Lovers Point is also where the Kelp Krawlers, a local open water swimming group, holds its weekly Sunday swim.

California's marine protected areas encourage recreational and educational uses of the ocean. Activities such as kayaking, diving, snorkeling, and swimming are allowed unless otherwise restricted.

==Safety==

The beach is periodically closed due to sewage contamination. The Monterey County Health Department updates their website with beach conditions and information about closures.

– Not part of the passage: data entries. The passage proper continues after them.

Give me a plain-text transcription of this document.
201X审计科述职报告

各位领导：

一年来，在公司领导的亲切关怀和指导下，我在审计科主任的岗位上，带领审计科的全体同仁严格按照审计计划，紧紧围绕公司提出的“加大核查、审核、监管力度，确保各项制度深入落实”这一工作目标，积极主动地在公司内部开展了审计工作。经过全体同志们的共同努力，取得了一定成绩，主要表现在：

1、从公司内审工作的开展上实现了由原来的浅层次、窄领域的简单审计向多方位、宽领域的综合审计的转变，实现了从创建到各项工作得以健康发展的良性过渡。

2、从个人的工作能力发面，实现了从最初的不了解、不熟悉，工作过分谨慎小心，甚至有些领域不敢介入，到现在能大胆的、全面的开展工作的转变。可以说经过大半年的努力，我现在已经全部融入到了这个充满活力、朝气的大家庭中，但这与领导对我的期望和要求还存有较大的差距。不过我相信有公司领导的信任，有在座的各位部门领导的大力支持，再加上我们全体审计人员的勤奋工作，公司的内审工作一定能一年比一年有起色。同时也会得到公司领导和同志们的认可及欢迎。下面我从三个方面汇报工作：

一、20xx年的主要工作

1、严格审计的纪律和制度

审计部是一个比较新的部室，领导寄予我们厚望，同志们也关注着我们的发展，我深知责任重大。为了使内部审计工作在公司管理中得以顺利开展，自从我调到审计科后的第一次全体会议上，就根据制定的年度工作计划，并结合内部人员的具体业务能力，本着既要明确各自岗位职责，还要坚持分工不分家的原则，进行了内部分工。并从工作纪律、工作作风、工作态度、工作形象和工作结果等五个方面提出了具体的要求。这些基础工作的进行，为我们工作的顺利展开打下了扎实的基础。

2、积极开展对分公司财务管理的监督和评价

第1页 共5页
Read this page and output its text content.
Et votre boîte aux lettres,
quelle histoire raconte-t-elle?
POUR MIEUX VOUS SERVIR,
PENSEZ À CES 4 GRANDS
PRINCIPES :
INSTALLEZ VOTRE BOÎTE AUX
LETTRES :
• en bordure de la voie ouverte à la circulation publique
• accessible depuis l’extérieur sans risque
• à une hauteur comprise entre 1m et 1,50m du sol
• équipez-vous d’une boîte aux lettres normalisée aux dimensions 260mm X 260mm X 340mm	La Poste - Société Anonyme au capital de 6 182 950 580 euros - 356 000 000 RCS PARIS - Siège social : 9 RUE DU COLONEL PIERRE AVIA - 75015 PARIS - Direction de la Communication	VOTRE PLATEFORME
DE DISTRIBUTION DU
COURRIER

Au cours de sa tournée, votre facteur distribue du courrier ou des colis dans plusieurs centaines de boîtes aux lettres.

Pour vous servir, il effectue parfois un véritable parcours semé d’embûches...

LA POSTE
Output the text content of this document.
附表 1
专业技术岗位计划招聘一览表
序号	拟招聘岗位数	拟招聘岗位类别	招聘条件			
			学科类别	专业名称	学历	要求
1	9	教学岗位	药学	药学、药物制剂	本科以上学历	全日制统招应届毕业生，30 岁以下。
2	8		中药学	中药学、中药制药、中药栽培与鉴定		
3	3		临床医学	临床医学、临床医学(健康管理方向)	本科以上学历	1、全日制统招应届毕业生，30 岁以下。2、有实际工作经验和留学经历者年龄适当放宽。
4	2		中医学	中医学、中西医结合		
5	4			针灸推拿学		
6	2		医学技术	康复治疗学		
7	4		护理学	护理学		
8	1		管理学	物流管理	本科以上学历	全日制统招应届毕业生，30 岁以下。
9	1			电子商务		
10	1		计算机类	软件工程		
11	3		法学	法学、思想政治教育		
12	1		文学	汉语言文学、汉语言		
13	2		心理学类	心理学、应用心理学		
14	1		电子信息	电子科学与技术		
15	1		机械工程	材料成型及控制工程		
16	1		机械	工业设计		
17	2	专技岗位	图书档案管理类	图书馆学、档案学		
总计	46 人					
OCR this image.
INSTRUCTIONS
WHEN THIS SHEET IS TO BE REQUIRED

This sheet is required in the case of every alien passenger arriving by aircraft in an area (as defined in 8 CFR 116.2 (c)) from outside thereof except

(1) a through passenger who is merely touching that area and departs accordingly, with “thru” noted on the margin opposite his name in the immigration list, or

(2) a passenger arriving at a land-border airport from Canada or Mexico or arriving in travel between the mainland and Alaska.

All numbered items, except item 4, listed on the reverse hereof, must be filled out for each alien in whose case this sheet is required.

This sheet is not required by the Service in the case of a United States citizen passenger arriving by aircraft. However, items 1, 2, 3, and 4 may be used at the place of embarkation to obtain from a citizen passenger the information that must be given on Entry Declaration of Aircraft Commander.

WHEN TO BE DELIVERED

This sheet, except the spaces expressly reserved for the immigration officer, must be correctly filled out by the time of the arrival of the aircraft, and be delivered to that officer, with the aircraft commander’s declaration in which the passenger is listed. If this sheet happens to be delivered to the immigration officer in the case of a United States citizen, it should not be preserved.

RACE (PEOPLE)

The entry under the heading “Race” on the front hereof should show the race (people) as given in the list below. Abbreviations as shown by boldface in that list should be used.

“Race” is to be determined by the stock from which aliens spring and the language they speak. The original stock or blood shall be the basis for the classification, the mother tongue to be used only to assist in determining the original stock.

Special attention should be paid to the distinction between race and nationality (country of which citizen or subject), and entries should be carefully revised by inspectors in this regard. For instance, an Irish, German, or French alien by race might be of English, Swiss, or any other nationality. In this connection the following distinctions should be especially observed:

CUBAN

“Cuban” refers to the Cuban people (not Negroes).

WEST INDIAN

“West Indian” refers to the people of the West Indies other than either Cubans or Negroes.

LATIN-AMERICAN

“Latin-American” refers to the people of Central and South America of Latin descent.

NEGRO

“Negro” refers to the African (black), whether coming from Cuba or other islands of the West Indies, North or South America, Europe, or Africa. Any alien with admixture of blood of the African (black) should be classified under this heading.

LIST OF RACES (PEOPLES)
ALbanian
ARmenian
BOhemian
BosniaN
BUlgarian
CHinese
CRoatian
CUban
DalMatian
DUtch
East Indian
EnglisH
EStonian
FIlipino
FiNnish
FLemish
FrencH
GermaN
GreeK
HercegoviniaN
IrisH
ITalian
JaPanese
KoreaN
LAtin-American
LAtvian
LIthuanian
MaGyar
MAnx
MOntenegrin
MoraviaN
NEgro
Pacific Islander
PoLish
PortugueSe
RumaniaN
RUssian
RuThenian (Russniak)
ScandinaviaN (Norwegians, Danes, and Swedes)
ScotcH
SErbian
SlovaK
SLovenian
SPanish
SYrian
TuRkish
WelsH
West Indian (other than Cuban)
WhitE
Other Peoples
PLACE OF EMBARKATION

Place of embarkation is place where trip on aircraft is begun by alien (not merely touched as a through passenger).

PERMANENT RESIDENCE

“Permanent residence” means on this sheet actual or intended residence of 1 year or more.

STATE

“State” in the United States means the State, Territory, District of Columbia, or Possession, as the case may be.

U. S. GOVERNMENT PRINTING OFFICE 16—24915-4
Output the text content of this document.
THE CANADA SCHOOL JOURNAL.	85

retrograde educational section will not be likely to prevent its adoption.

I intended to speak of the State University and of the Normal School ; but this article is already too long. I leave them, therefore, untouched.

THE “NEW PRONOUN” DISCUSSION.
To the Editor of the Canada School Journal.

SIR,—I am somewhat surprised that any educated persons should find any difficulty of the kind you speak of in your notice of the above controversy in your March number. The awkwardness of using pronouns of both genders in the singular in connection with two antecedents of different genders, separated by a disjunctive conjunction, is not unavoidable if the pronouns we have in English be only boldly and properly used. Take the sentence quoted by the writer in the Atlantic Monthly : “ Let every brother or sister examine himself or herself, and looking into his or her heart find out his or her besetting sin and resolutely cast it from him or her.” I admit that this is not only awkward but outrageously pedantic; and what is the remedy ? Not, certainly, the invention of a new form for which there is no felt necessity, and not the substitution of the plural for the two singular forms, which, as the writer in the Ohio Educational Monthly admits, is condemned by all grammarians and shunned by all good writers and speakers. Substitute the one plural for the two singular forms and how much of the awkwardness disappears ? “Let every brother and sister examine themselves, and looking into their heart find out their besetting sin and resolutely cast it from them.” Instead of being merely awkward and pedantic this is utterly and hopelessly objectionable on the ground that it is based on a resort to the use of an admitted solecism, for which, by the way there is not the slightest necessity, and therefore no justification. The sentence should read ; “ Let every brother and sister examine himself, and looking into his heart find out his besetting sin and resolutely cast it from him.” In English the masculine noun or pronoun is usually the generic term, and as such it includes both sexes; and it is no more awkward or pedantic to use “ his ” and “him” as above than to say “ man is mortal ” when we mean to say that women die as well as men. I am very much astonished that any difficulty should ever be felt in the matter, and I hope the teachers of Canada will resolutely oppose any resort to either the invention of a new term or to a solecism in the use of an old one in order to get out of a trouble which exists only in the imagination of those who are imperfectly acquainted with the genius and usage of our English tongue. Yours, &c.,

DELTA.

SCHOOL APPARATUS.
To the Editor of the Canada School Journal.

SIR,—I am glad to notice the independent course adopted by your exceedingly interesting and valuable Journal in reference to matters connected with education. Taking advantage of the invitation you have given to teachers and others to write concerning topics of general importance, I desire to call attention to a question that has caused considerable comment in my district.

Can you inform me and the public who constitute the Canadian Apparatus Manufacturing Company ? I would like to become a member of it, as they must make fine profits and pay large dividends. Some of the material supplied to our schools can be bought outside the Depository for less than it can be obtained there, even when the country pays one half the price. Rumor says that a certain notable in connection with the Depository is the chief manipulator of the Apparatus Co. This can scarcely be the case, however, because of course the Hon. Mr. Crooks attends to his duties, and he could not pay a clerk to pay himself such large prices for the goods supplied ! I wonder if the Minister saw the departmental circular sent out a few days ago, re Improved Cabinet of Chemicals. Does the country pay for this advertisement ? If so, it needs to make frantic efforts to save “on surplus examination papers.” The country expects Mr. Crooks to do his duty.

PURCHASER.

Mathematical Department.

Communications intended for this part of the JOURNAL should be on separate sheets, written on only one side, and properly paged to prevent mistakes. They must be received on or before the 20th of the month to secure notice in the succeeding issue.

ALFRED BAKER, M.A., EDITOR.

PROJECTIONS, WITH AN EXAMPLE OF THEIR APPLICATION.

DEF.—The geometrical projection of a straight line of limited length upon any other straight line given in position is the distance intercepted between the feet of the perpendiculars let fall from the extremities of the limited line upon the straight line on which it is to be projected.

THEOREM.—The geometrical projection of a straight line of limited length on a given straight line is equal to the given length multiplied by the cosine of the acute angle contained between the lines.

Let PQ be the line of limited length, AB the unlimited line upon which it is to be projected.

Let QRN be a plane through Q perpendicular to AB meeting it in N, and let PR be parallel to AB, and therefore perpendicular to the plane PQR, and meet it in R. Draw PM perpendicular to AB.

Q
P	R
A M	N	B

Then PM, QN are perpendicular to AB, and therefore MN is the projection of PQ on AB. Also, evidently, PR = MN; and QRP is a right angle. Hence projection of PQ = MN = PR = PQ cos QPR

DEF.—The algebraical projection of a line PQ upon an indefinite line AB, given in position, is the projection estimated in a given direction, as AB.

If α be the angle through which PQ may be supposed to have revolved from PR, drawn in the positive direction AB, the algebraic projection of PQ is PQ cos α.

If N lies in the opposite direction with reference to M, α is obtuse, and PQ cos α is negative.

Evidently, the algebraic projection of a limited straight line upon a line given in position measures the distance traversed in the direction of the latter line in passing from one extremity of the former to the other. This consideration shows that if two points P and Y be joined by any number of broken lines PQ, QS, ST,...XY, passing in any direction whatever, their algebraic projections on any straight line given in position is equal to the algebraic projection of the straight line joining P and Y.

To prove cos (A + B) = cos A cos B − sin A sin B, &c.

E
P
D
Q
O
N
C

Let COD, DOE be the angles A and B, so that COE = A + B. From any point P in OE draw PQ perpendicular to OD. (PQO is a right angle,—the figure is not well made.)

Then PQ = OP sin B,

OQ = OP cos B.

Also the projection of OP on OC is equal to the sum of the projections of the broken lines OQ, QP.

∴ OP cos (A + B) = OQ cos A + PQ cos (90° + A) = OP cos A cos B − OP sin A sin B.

On June 22, 2022, a 60-year-old swimmer was attacked by a shark at Lover's Point Beach, in the Lovers Point State Marine Reserve. The swimmer, left with major injuries, was aided to safety by bystanders, and taken to a hospital in Salinas. The Monterey Fire Department used a drone to conduct a search for the shark, but did not locate it.

==Scientific monitoring==
In accordance with the Marine Life Protection Act, select marine protected areas along California’s central coast are being monitored by scientists to track their effectiveness and learn more about ocean health. Similar studies in marine protected areas located off of the Santa Barbara Channel Islands have already detected gradual improvements in fish size and number.

Local scientific and educational institutions involved in the monitoring include Stanford University’s Hopkins Marine Station, University of California Santa Cruz, Moss Landing Marine Laboratories and Cal Poly San Luis Obispo. Research methods include hook-and-line sampling, intertidal and scuba diver surveys, and the use of Remote Operated Vehicle (ROV) submarines.